Greenlee was brought back by The Orpheus Project.

==Impact==
Leo and Greenlee were acclaimed among All My Children viewers and soap opera television critics, and were dubbed "GreenLeo." In 2000, the pairing were named "Best New Couple" by magazine Soap Opera Digest, and in 2001, as well as 2002, were nominated for the Daytime Emmy fan award America's Favorite Couple. The couple were a top contender in NBC's
2002 Soap Chat Viewers Choice Awards Cyber-Ceremony, and in 2003, the duo's part in a young Bianca Montgomery "coming out" as gay was documented in C. Lee Harrington's book Homosexuality on All My Children: transforming the daytime landscape. In 2000, Soap Opera Digest stated:

The best romances are born of the most unlikely circumstances. That’s the case with wicked cynics Leo and Greenlee, pals who schemed to win Becca and Ryan before coming to their senses and the conclusion that they belong with each other. With their sizzling chemistry and sparkling wit, this unorthodox duo brightens even the dullest of scenes. Take the one where Greens crashed a Halloween bash dressed as a harem girl and flirted with Leo at the punch bowl: 'Could you pour a cup for me? I’ve traveled so long and so far. I need some refreshment so I can dance with you, Oh noble master,' she purred. 'You’re going to have to rock somebody else’s casbah; I’ve got a date,' was his wry response. Rather than telling us that the pair is in love, AMC shows us with lots of scenes with playful romance like that bubble bath or the tender moment when Leo gave Greens a puppy. Add undeniable heat between Rebecca Budig and Josh Duhamel, two of AMC’s most riveting performers, and you’ve got a winning team.

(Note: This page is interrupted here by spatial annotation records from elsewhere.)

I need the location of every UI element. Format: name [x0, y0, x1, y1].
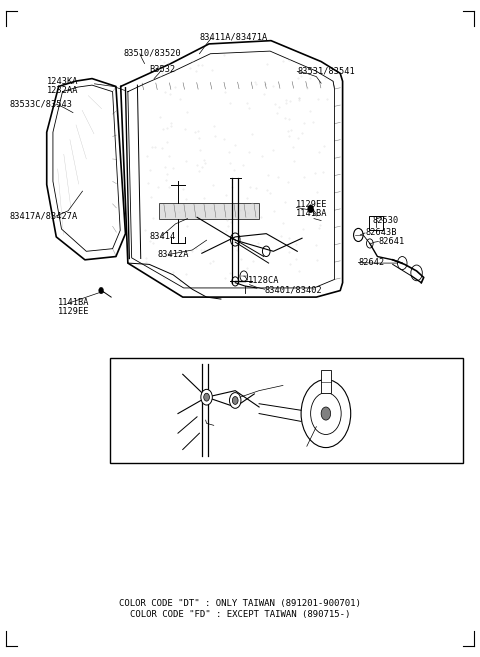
Text: 83414: 83414 [149, 232, 176, 240]
Text: 83510/83520: 83510/83520 [123, 49, 181, 58]
Text: 82530: 82530 [372, 216, 399, 225]
Text: 83412A: 83412A [158, 250, 190, 259]
Text: 1232AA: 1232AA [47, 86, 78, 95]
Text: 1243KA: 1243KA [47, 78, 78, 86]
Text: 82641: 82641 [378, 237, 405, 246]
Text: 82642: 82642 [359, 258, 384, 267]
Bar [159, 203, 259, 219]
Text: 82643B: 82643B [365, 229, 396, 237]
Bar [321, 370, 331, 393]
Text: COLOR CODE "DT" : ONLY TAIWAN (891201-900701): COLOR CODE "DT" : ONLY TAIWAN (891201-90… [119, 599, 361, 608]
Circle shape [240, 271, 248, 281]
Circle shape [99, 287, 104, 294]
Text: 83531/83541: 83531/83541 [297, 67, 355, 76]
Text: COLOR CODE "FD" : EXCEPT TAIWAN (890715-): COLOR CODE "FD" : EXCEPT TAIWAN (890715-… [130, 610, 350, 619]
Text: POWER WINDOW: POWER WINDOW [128, 365, 197, 374]
Circle shape [232, 397, 238, 405]
Text: 1141BA: 1141BA [296, 209, 328, 218]
Circle shape [366, 239, 373, 248]
Circle shape [321, 407, 331, 420]
Circle shape [229, 393, 241, 408]
Text: 83401/83402: 83401/83402 [265, 285, 323, 294]
Text: 1129EE: 1129EE [58, 307, 89, 316]
Bar [110, 358, 463, 463]
Text: 83417A/83427A: 83417A/83427A [10, 212, 78, 221]
Text: 98810B/98820B: 98810B/98820B [273, 443, 341, 452]
Bar [369, 216, 383, 231]
Circle shape [204, 394, 209, 401]
Circle shape [308, 205, 313, 213]
Text: 1128CA: 1128CA [248, 276, 279, 285]
Circle shape [201, 390, 212, 405]
Text: 83533C/83543: 83533C/83543 [10, 100, 73, 108]
Text: 83403/83404: 83403/83404 [283, 381, 341, 390]
Text: 1129EE: 1129EE [296, 200, 328, 210]
Text: 1231FC: 1231FC [209, 422, 240, 430]
Text: B3532: B3532 [149, 65, 176, 74]
Text: 1141BA: 1141BA [58, 298, 89, 307]
Text: 83411A/83471A: 83411A/83471A [199, 32, 268, 41]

In 2007, Soaps In Depth listed the pairing among the ten perfect couples for the magazine's tenth anniversary issue. Originally, the couple were considered as being "on the verge of" supercouple status, but in February 2009, soap opera columnist Carolyn Aspenson stated that Leo and Greenlee were a "supercouple redefined". She argued that tragic couples such as Leo and Greenlee are a better love story than if they had stayed together with a "boring" everyday life. "They loved, they lost. Their love ‘ended’ tragically but the love itself didn’t die. The death of Leo saddened and frustrated the fans but left them with the thought that these two were meant to be together," she said. In 2011, with the return of Josh Duhamel as Leo, the pairing were also referred to as a supercouple by Entertainment Weeklys Lynette Rice.